The witty Sydney Goodsir Smith, New-Zealand-born son of a professor of forensic medicine at Edinburgh University, salutes the nightingale, masquerading under its Latin and French names, in his little gem of a poem in Scots.

Below it, are two magical verses from Keats’s Ode to a Nightingale.

PHILOMEL

The hushed world o midnicht

Stude strucken still,

Still were aa the simmer sternes,

The mune slept on the hill.

~

The void whispered in my hert,

The tuim airts were filled

As throu the nichtit wuid I heard

The dervish rossignel.

~

The firmament was opened wide

And aa the waters melled,

The reid tod stude by the dyke –

O Youth! O Luve! O Philomel!

from Keats’s ODE TO A NIGHTINGALE

My heart aches and a drowsy numbness pains

My sense, as though of hemlock I had drunk,

Or emptied some dull opiate to the drains

One minute past, and Lethe-wards had sunk:

’Tis not through envy of thy happy lot,

But being too happy in thine happiness –

That thou, light-winged Dryad of the trees,

In some melodious plot

Of beechen green, and shadows numberless,

Singest of summer in full-throated ease.

~

Thou wast not born for death, immortal Bird!

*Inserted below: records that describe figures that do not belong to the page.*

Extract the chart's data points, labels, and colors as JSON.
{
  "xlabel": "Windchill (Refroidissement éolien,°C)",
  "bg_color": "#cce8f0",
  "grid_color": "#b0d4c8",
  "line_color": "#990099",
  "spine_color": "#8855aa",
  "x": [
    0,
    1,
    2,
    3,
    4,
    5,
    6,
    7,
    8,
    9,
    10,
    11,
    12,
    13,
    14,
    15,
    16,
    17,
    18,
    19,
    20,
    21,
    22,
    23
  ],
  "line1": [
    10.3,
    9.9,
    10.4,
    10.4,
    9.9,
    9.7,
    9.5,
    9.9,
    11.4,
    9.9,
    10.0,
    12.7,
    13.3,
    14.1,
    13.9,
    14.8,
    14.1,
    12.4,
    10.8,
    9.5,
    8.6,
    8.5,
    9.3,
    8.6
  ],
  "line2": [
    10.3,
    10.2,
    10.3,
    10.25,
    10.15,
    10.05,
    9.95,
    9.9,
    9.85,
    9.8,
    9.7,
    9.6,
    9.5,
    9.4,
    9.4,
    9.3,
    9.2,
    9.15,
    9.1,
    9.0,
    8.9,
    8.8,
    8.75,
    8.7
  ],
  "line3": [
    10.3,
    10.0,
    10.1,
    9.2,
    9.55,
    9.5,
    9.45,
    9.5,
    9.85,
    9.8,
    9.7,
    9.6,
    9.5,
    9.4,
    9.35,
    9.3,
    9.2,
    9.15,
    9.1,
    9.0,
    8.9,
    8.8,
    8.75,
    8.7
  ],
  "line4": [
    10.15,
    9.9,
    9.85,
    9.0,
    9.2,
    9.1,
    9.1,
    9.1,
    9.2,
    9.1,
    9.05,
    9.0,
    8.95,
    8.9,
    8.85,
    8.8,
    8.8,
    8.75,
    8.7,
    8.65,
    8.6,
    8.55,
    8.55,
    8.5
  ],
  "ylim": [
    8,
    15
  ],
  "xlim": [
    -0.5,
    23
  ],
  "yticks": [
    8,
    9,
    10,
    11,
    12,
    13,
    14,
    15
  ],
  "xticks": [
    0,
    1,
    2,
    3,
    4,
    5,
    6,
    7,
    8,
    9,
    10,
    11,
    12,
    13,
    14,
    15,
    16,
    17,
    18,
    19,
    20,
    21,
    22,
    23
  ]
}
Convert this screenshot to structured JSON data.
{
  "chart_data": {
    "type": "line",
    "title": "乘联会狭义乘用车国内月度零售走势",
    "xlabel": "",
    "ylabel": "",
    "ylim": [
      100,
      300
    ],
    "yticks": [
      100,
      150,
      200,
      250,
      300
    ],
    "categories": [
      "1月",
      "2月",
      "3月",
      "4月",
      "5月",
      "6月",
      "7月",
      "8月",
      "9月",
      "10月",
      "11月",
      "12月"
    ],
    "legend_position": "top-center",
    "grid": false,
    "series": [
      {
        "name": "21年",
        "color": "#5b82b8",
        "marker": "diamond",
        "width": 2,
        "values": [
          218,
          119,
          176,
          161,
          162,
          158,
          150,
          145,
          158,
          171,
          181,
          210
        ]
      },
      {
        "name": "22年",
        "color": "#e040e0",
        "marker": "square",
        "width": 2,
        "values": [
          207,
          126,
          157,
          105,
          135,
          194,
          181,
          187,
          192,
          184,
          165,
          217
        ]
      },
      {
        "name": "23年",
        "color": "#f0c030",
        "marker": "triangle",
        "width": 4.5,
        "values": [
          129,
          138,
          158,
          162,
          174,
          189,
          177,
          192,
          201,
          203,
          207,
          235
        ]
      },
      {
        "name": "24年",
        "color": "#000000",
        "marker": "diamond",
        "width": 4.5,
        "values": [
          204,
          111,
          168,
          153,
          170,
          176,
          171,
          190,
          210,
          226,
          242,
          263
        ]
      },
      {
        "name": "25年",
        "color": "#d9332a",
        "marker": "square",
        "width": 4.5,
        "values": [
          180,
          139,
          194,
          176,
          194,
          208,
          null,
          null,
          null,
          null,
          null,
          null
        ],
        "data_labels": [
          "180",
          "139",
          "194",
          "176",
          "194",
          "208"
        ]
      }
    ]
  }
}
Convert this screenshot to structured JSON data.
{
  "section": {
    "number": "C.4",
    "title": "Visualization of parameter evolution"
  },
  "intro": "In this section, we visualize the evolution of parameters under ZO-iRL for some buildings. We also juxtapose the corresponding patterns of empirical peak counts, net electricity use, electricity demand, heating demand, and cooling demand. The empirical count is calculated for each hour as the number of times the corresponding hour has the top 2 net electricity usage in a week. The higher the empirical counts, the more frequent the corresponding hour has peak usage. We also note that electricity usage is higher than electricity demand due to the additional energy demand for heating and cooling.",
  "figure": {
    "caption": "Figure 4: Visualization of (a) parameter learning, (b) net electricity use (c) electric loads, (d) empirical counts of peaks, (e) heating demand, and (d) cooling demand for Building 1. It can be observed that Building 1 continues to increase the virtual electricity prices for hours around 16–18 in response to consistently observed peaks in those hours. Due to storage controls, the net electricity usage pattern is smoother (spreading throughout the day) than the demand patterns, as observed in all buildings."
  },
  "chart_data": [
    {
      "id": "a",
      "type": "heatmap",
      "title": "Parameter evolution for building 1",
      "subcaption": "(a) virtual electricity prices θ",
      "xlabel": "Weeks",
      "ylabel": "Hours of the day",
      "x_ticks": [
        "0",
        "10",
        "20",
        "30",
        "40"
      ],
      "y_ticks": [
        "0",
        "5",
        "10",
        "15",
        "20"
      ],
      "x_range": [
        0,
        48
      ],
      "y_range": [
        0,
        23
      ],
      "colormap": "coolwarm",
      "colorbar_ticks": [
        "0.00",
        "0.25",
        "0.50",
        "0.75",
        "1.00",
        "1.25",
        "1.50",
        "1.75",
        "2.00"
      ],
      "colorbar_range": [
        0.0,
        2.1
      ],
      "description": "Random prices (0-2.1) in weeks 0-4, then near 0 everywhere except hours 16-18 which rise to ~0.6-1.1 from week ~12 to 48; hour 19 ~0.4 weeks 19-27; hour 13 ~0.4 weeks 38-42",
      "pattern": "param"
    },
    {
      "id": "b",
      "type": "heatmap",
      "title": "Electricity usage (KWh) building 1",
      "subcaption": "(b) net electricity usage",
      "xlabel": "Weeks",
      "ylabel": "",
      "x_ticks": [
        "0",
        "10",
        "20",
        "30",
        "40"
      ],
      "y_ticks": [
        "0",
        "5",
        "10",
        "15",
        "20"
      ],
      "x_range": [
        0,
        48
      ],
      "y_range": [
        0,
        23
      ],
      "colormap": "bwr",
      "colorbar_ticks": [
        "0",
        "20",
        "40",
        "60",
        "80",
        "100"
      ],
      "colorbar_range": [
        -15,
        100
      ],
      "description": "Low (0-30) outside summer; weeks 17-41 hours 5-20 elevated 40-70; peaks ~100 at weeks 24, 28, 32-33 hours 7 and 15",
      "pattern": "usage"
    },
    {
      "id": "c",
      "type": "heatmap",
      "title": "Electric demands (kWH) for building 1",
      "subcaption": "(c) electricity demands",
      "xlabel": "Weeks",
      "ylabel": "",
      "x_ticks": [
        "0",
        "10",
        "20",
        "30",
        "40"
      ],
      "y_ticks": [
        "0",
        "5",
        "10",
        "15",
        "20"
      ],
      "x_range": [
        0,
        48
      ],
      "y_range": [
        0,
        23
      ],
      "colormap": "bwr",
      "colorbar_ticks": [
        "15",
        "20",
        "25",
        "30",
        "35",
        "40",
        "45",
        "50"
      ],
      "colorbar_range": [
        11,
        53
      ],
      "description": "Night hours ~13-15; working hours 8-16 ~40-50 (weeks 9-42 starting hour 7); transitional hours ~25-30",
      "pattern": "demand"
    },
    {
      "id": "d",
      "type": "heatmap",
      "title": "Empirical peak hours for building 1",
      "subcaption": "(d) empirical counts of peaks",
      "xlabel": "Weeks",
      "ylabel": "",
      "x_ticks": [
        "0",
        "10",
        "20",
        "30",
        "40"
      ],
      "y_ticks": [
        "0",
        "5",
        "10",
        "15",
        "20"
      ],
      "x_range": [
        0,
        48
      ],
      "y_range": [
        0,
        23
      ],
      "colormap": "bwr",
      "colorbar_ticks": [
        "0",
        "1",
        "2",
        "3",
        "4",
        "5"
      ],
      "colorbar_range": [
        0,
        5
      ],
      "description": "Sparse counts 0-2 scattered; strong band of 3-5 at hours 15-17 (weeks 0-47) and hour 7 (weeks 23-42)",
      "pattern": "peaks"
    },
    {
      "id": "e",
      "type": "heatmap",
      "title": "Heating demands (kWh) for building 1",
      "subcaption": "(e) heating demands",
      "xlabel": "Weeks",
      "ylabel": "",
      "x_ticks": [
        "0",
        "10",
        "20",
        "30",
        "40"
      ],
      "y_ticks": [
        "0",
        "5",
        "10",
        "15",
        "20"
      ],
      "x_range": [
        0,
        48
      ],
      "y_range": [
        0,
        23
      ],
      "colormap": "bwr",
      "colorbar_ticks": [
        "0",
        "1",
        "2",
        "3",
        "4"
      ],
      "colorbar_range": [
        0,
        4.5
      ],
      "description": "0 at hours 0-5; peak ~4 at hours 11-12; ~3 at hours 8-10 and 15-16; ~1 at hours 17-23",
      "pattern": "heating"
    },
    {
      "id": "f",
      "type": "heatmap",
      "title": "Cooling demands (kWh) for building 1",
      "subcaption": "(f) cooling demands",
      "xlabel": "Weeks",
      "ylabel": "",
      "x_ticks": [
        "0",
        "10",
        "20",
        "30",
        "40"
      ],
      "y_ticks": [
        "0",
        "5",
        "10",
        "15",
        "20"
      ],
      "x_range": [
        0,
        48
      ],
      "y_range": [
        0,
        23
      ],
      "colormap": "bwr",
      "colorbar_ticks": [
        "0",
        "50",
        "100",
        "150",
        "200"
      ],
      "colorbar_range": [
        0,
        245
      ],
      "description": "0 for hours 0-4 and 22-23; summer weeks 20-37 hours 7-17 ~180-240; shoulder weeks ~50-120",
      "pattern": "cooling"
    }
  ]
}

No hungry generations tread thee down;

The voice I heard this passing night was heard

In ancient days by emperor and clown:

Perhaps the selfsame song that found a path

Through the sad heart of Ruth, when, sick for home,
She stood in tears amid the alien corn;

The same that ofttimes hath

Charmed magic casements, opening on the foam

Of perilous seas, in faery lands forlorn.